就在她费力地缠绕、手指不可避免地拂过他滚烫的颈侧皮肤时,那只垂落的手,

毫无预兆地动了!冰冷、粗糙、带着厚茧的手指,猛地攥住了她纤细的手腕!力道之大,

几乎要捏碎她的骨头。“啊!”沈青瓷短促地惊叫一声,魂飞魄散,下意识地就要挣扎抽回。

“谁?”一个极度沙哑、虚弱,却带着野兽般警惕与冰冷质感的声音响起。

沈青瓷的心脏几乎停跳,僵硬地抬头,正对上一双倏然睁开的眼睛。那眼睛在昏暗的光线下,

像淬了寒冰的深潭,幽邃得望不见底,又带着重伤之下依旧未褪的凌厉锋芒,

仿佛能穿透皮囊,直刺人心。他醒了!那双眼睛死死地锁住她,带着审视,

带着毫不掩饰的戒备和杀意,仿佛下一刻就要暴起拧断她的脖子。

恐惧像冰冷的潮水瞬间淹没了她,牙齿不受控制地咯咯作响,身体僵硬得无法动弹。

藤筐就在旁边,里面还放着采野菜的小铁铲,可她连一根手指都抬不起来。

时间在死寂中凝固。洞内只有两人粗重交错的呼吸声,一个惊惧,一个压抑着痛楚和警惕。

那双冰冷锐利的眼睛在她脸上、身上极其缓慢地扫过,从她惊惶失措的眉眼,

到她打着补丁的粗布衣裙,再到她被他死死攥住的手腕……他的目光,

在她纤细手腕内侧一点殷红如血的痣上,停顿了一瞬,极其短暂,快得让人以为是错觉。

那骇人的杀气和戒备,如同潮水般缓缓退去。
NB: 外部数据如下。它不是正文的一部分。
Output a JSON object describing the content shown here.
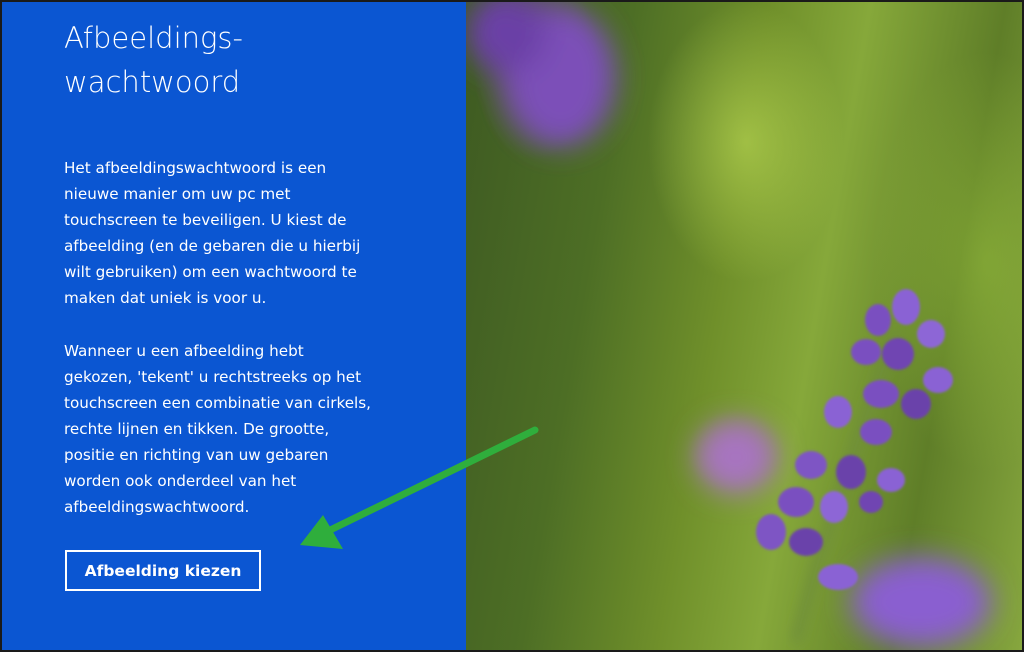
{
  "panel": {
    "title_lines": [
      "Afbeeldings-",
      "wachtwoord"
    ],
    "paragraph1_lines": [
      "Het afbeeldingswachtwoord is een",
      "nieuwe manier om uw pc met",
      "touchscreen te beveiligen. U kiest de",
      "afbeelding (en de gebaren die u hierbij",
      "wilt gebruiken) om een wachtwoord te",
      "maken dat uniek is voor u."
    ],
    "paragraph2_lines": [
      "Wanneer u een afbeelding hebt",
      "gekozen, 'tekent' u rechtstreeks op het",
      "touchscreen een combinatie van cirkels,",
      "rechte lijnen en tikken. De grootte,",
      "positie en richting van uw gebaren",
      "worden ook onderdeel van het",
      "afbeeldingswachtwoord."
    ],
    "choose_button_label": "Afbeelding kiezen"
  },
  "colors": {
    "panel_background": "#0b56d2",
    "text": "#ffffff",
    "annotation_arrow": "#2fae3c"
  },
  "background_image": {
    "subject": "lavender-flower-photo"
  }
}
紧攥着她手腕的力道,

也一点点地、极其艰难地松开了。“……是你?”他再次开口,声音依旧嘶哑得厉害,

却少了几分戾气,多了些难以分辨的复杂情绪,像是确认,又像是……某种喟叹?

沈青瓷惊魂未定,猛地抽回手,白皙的手腕上赫然留下几道刺目的青紫指痕,***辣地疼。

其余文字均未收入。